Popcorn – Like the simple potato I mentioned before, popcorn has been drastically altered by us to go from a great high fibrous carbohydrate snack, to something doused in butter and salt and decreased in nutritional value. Basic popcorn is in fact a great snack option and high in fibre and low in fat. I recommend adding your own flavours to popcorn to make it more enjoyable, such as cocoa, cinnamon or spice it up by adding chilli flakes. This is a perfect mid-morning or afternoon snack.
Whole-wheat pasta – Yes, I said PASTA! The good news is for those wanting to lose weight, whole-wheat carbohydrates can be the answer to helping you. Whole-wheat fibre is low GI (glycemic index) which means it is more slowly digested, absorbed, and metabolised. The result of low GI foods means you get a slower rise in blood sugars, allowing for you to feel satisfied for longer, which is cool!

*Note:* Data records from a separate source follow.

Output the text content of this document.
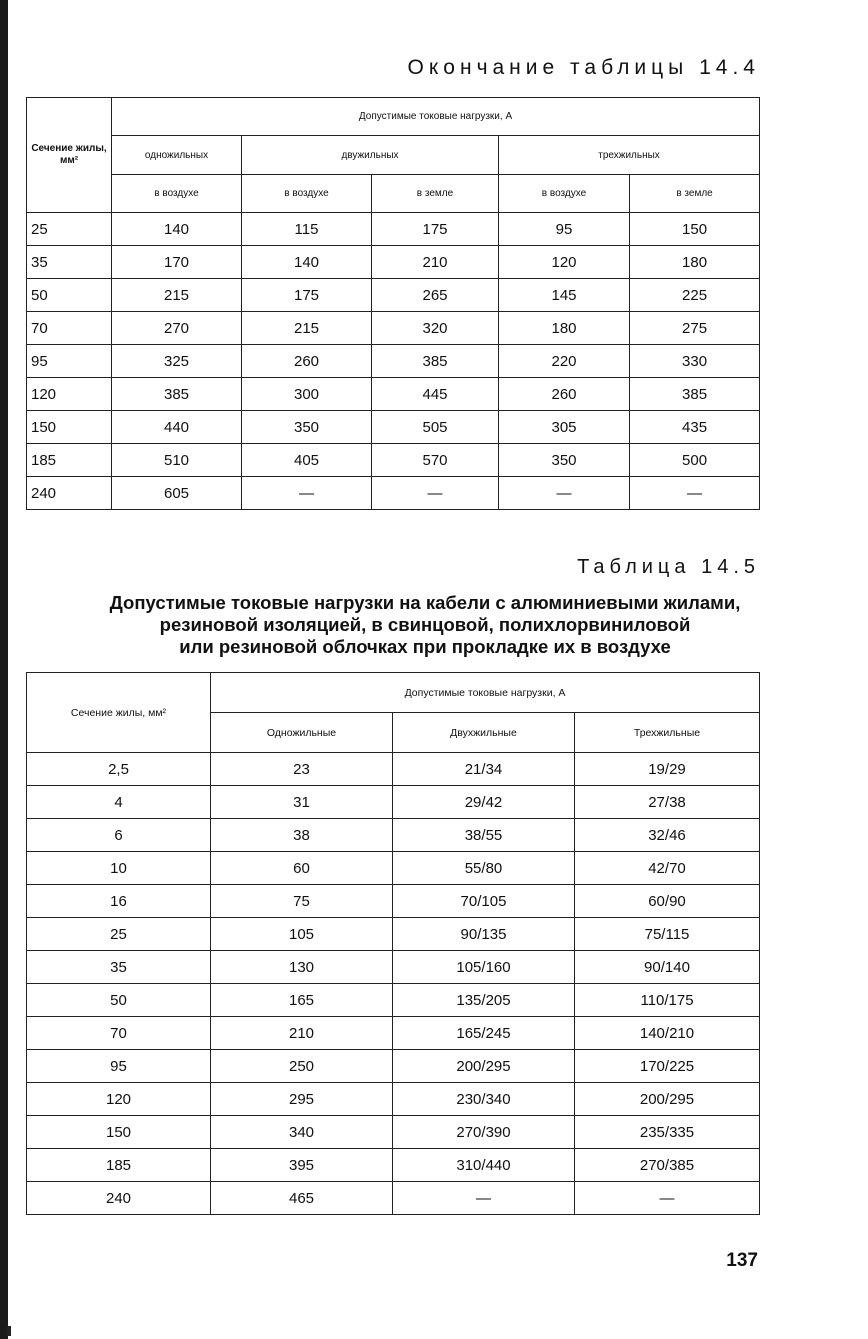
Окончание таблицы 14.4
Сечение жилы, мм²	Допустимые токовые нагрузки, А				
	одножильных	двужильных		трехжильных	
	в воздухе	в воздухе	в земле	в воздухе	в земле
25	140	115	175	95	150
35	170	140	210	120	180
50	215	175	265	145	225
70	270	215	320	180	275
95	325	260	385	220	330
120	385	300	445	260	385
150	440	350	505	305	435
185	510	405	570	350	500
240	605	—	—	—	—
Таблица 14.5
Допустимые токовые нагрузки на кабели с алюминиевыми жилами,
резиновой изоляцией, в свинцовой, полихлорвиниловой
или резиновой облочках при прокладке их в воздухе
Сечение жилы, мм²	Допустимые токовые нагрузки, А		
	Одножильные	Двухжильные	Трехжильные
2,5	23	21/34	19/29
4	31	29/42	27/38
6	38	38/55	32/46
10	60	55/80	42/70
16	75	70/105	60/90
25	105	90/135	75/115
35	130	105/160	90/140
50	165	135/205	110/175
70	210	165/245	140/210
95	250	200/295	170/225
120	295	230/340	200/295
150	340	270/390	235/335
185	395	310/440	270/385
240	465	—	—
137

So, do not be afraid of pasta, as it can be a great addition to your lunch or dinner meals.
Legumes – Also known as pulses, which are beans and peas. Examples of legumes include chickpeas, beans, peas, lentils, lupins etc. Legumes are a rich source of protein and fibre and are also considered a low GI carbohydrate. Legumes are great to add to lunches or dinners as a cost-effective way to add quality carbohydrates or can be used as a healthy alternative to baking.
These are just a few of the quality carbohydrates that unless we have dietary requirements, we should all be adding to our diet. At the end of the day we must remember that carbs aren’t the diet demons we once thought they were but can be the key to optimise our health and live healthier and longer lives.